Devant ses enfants et femmes, il était humilié, trainé en prison soit à Mango où à Dapaong ici. Ce qui a plus marqué mon vieux, c’est qu’un jour, alors a invité les jeunes gens à battre le mil et à boire, on est venu le prendre devant tout ce monde, le bastonner et le ligoter en slip en sa qualité de chef du village.

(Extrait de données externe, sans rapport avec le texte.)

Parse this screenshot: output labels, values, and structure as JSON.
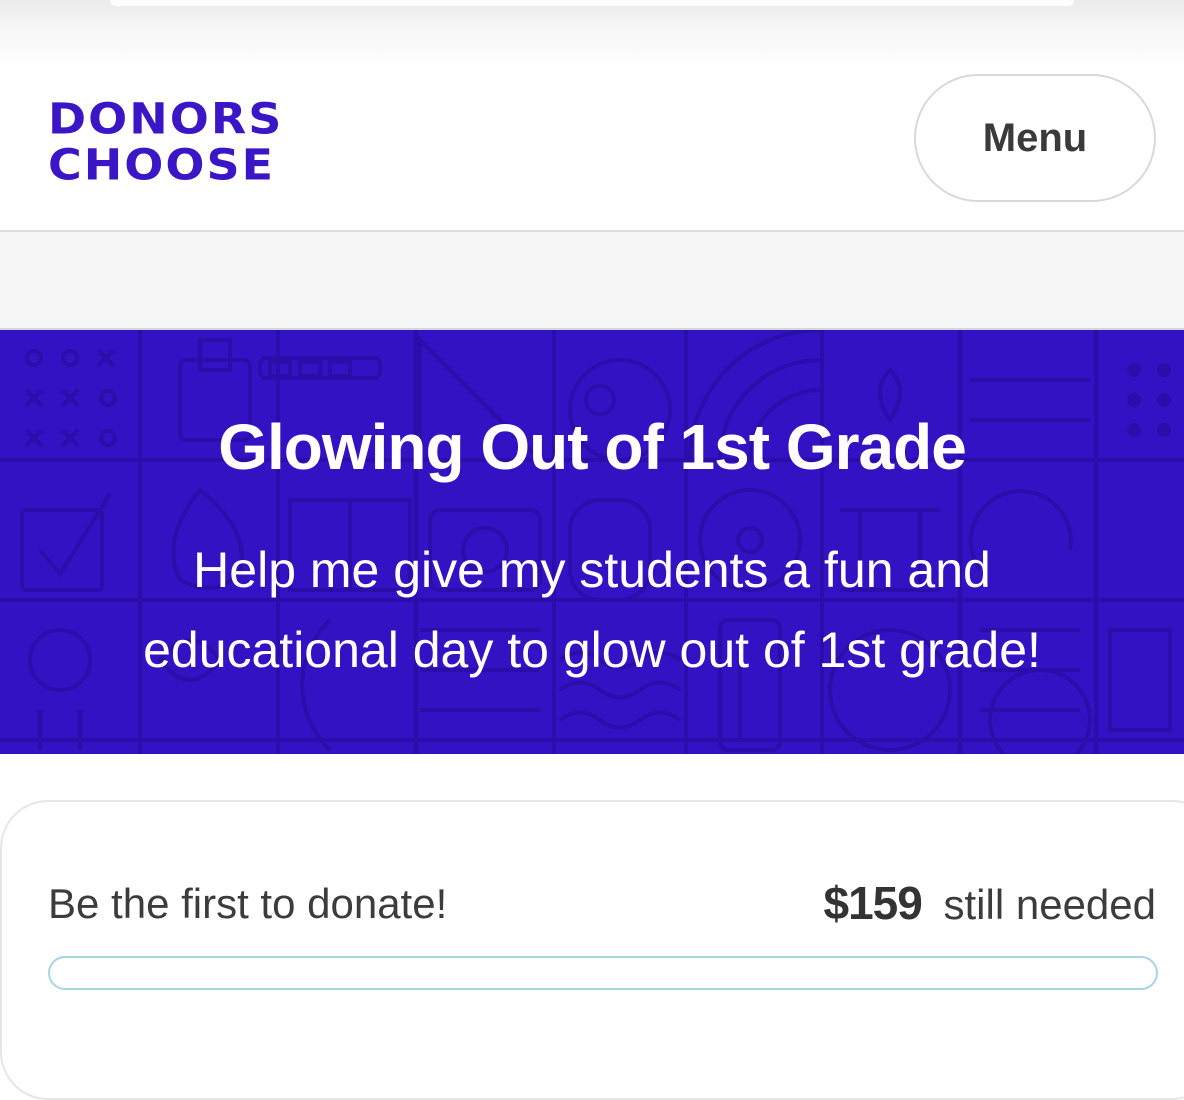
{
  "header": {
    "logo_line1": "DONORS",
    "logo_line2": "CHOOSE",
    "menu_label": "Menu"
  },
  "hero": {
    "title": "Glowing Out of 1st Grade",
    "subtitle_line1": "Help me give my students a fun and",
    "subtitle_line2": "educational day to glow out of 1st grade!"
  },
  "donation": {
    "prompt": "Be the first to donate!",
    "amount": "$159",
    "amount_suffix": "still needed",
    "progress_fraction": 0
  },
  "colors": {
    "brand_purple": "#3312c4",
    "logo_purple": "#3a16c7",
    "progress_border": "#a6d6e6"
  }
}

Après, il a été victime de déposition et détrôné pour une raison qu’il ignore. Grâce au chef de l’Etat, feu Eyadèma, l’affaire a été clarifiée et c’est ainsi que Eyadèma avait tranché et l’a réhabilité comme chef canton jusqu’à sa mort. Nous sommes très satisfaits aujourd’hui du geste de réparation du président Faure Gnassingbé à travers HCRRUN. On ne peut même pas dire qu’il s’agit de geste symbolique.

La volonté de réparer les choses est déjà suffisante pour apaiser et nous les ayants-droit, cela va nous permettre de soigner l’image de notre papa notamment en rénovant sa maison », a souligné, les larmes aux yeux, M. Gnoatibe Dametaré.

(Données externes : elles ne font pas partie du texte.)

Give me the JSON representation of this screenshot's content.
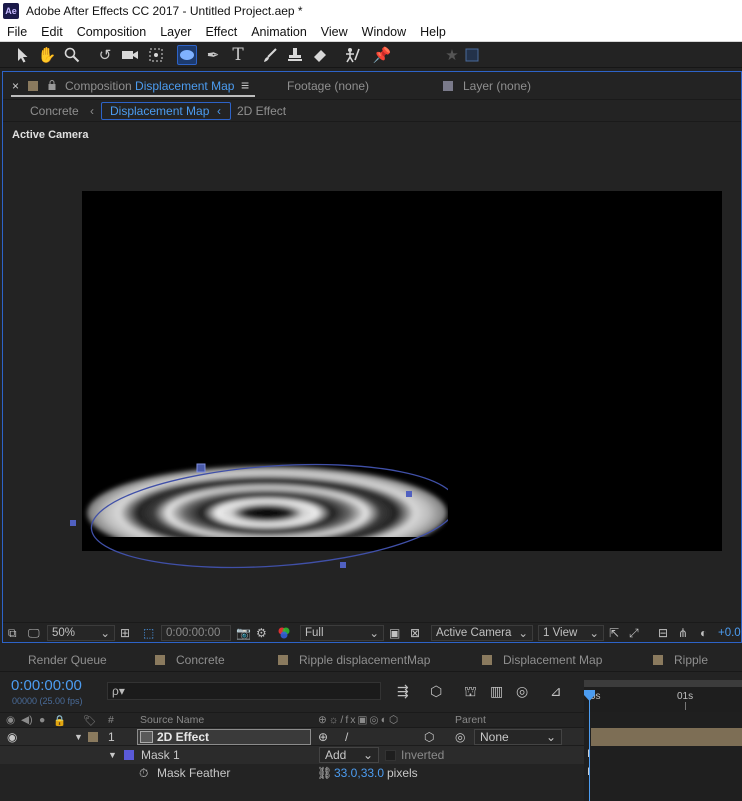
{
  "window": {
    "app_icon": "Ae",
    "title": "Adobe After Effects CC 2017 - Untitled Project.aep *"
  },
  "menu": [
    "File",
    "Edit",
    "Composition",
    "Layer",
    "Effect",
    "Animation",
    "View",
    "Window",
    "Help"
  ],
  "tools": [
    "selection-tool-icon",
    "hand-tool-icon",
    "zoom-tool-icon",
    "rotate-tool-icon",
    "camera-tool-icon",
    "pan-behind-tool-icon",
    "ellipse-tool-icon",
    "pen-tool-icon",
    "type-tool-icon",
    "brush-tool-icon",
    "clone-stamp-icon",
    "eraser-icon",
    "roto-brush-icon",
    "puppet-pin-icon"
  ],
  "comp_panel": {
    "close": "×",
    "comp_prefix": "Composition",
    "comp_name": "Displacement Map",
    "menu_glyph": "≡",
    "footage_tab": "Footage (none)",
    "layer_tab": "Layer (none)",
    "breadcrumbs": [
      "Concrete",
      "Displacement Map",
      "2D Effect"
    ],
    "active_camera_label": "Active Camera"
  },
  "viewer_bar": {
    "zoom": "50%",
    "timecode": "0:00:00:00",
    "resolution": "Full",
    "camera": "Active Camera",
    "views": "1 View",
    "exposure": "+0.0"
  },
  "project_tabs": [
    "Render Queue",
    "Concrete",
    "Ripple displacementMap",
    "Displacement Map",
    "Ripple"
  ],
  "tab_colors": {
    "concrete": "#8a7a5e",
    "ripple_displacement": "#8a7a5e",
    "displacement_map": "#8a7a5e",
    "ripple": "#8a7a5e",
    "mask": "#5a5ad8",
    "layer_label": "#8a7a5e",
    "accent": "#4c9cf0"
  },
  "timeline": {
    "timecode": "0:00:00:00",
    "fps": "00000 (25.00 fps)",
    "search_placeholder": "ρ▾",
    "columns": {
      "hash": "#",
      "source_name": "Source Name",
      "parent": "Parent"
    },
    "ruler": [
      "0s",
      "01s"
    ],
    "layer": {
      "index": "1",
      "name": "2D Effect",
      "parent": "None"
    },
    "mask": {
      "name": "Mask 1",
      "mode": "Add",
      "inverted": "Inverted"
    },
    "feather": {
      "label": "Mask Feather",
      "value": "33.0,33.0",
      "unit": "pixels"
    }
  }
}
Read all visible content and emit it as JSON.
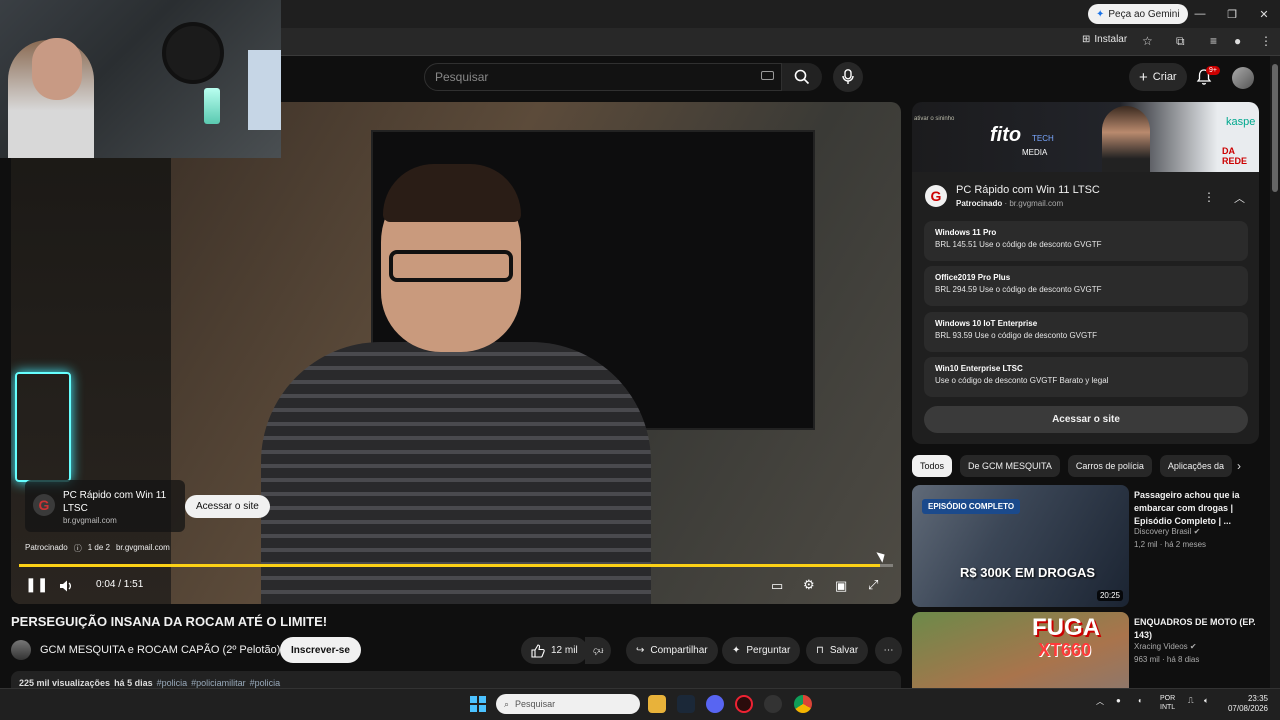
{
  "browser": {
    "gemini_btn": "Peça ao Gemini",
    "install_btn": "Instalar"
  },
  "header": {
    "search_placeholder": "Pesquisar",
    "create_label": "Criar",
    "notif_count": "9+"
  },
  "player": {
    "ad": {
      "title": "PC Rápido com Win 11 LTSC",
      "url": "br.gvgmail.com",
      "visit_label": "Acessar o site",
      "sponsored": "Patrocinado",
      "position": "1 de 2",
      "meta_url": "br.gvgmail.com"
    },
    "time": "0:04 / 1:51",
    "progress": 0.985
  },
  "video": {
    "title": "PERSEGUIÇÃO INSANA DA ROCAM ATÉ O LIMITE!",
    "channel": "GCM MESQUITA e ROCAM CAPÃO (2º Pelotão)",
    "subscribe": "Inscrever-se",
    "likes": "12 mil",
    "share": "Compartilhar",
    "ask": "Perguntar",
    "save": "Salvar",
    "views": "225 mil visualizações",
    "age": "há 5 dias",
    "tags": [
      "#policia",
      "#policiamilitar",
      "#policia"
    ]
  },
  "banner": {
    "left_text": "ativar o sininho",
    "fito": "fito",
    "tech": "TECH",
    "media": "MEDIA",
    "kasp": "kaspe",
    "red": "DA REDE"
  },
  "sponsor": {
    "title": "PC Rápido com Win 11 LTSC",
    "sponsored": "Patrocinado",
    "url": "br.gvgmail.com",
    "visit": "Acessar o site",
    "items": [
      {
        "name": "Windows 11 Pro",
        "detail": "BRL 145.51 Use o código de desconto GVGTF"
      },
      {
        "name": "Office2019 Pro Plus",
        "detail": "BRL 294.59 Use o código de desconto GVGTF"
      },
      {
        "name": "Windows 10 IoT Enterprise",
        "detail": "BRL 93.59 Use o código de desconto GVGTF"
      },
      {
        "name": "Win10 Enterprise LTSC",
        "detail": "Use o código de desconto GVGTF Barato y legal"
      }
    ]
  },
  "chips": [
    "Todos",
    "De GCM MESQUITA",
    "Carros de polícia",
    "Aplicações da"
  ],
  "recommendations": [
    {
      "title": "Passageiro achou que ia embarcar com drogas | Episódio Completo | ...",
      "channel": "Discovery Brasil",
      "views": "1,2 mil",
      "age": "há 2 meses",
      "badge": "EPISÓDIO COMPLETO",
      "overlay": "R$ 300K EM DROGAS",
      "duration": "20:25"
    },
    {
      "title": "ENQUADROS DE MOTO (EP. 143)",
      "channel": "Xracing Videos",
      "views": "963 mil",
      "age": "há 8 dias",
      "overlay1": "FUGA",
      "overlay2": "XT660"
    }
  ],
  "taskbar": {
    "search": "Pesquisar",
    "lang1": "POR",
    "lang2": "INTL",
    "time": "23:35",
    "date": "07/08/2026"
  }
}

M. Djabigue Nibeman a dit avoir été abusé par ses supérieurs à SOTOCO et licencié. Ce qui l’a traumatisé durant des années. Mais, il estime que seul Dieu est juge.

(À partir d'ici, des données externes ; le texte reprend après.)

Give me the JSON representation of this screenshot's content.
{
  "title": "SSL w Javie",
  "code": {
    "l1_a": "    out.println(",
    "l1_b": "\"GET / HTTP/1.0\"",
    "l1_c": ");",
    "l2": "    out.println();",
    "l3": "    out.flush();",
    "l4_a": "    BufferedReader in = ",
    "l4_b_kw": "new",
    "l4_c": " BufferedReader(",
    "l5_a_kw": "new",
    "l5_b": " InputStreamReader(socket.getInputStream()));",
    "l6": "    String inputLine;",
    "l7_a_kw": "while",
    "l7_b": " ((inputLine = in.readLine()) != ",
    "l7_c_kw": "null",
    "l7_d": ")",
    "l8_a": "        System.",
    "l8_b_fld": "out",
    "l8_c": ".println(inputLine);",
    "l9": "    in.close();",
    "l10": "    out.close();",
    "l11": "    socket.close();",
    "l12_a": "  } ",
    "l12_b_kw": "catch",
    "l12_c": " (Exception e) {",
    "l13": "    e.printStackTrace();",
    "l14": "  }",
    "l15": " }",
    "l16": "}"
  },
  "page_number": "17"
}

« J’ai été engagé à SOTOCO en 1976 et connu le licenciement en 1990 pour des raisons incompréhensibles car mon chef hiérarchique nous avait demandé de rembourser de nos salaires des sommes d’argent qu’il a eues à détourner.

C’est ainsi que moi, j’ai refusé. Ce licenciement a été un calvaire durant des années et c’est ainsi, aucun de mes enfants n’a évolué faute de support. Avec cet argent, c’est un soulagement pour me relancer en tant qu’agriculteur et éleveur ».

Pour Mme Kérézouwé Magnouréwa, ayant-droit, la destruction de leur maison en 2005 est un acte qu’elle dit avoir pardonné mais qu’elle ne peut oublier.

« En 2005, je vivais à Atakpamé et à l’issue de résultats de l’élection présidentielle, des individus sont débarqué chez nous, détruisant tout sur leur passage et ont tenté de nous tuer. Mes parents et moi avons fui. Ils ont cassé notre maison, détruit tous les biens. Hantés de peur, nous avons passé trois jours dans la brousse ma maman et moi. Nous avons fini par nous rendre au village à Notsè. En suite, ma cousine, venue de la Côte d’Ivoire, m’a proposé d’aller à Abidjan en vue de trouver quelque chose à faire. J’étais revenue au pays apprendre le métier de coiffure que j’exerce aujourd’hui. Ce chèque reçu va me permettre de renforcer et d’équiper mon salon de coiffure notamment en mèches et produits cosmétiques. Je suis très contente de ce geste du gouvernement par le truchement du HCRRUN. Il faut dire que j’avais perdu espoir concernant cette indemnisation mais je vois que le chef de l’Etat tient parole ».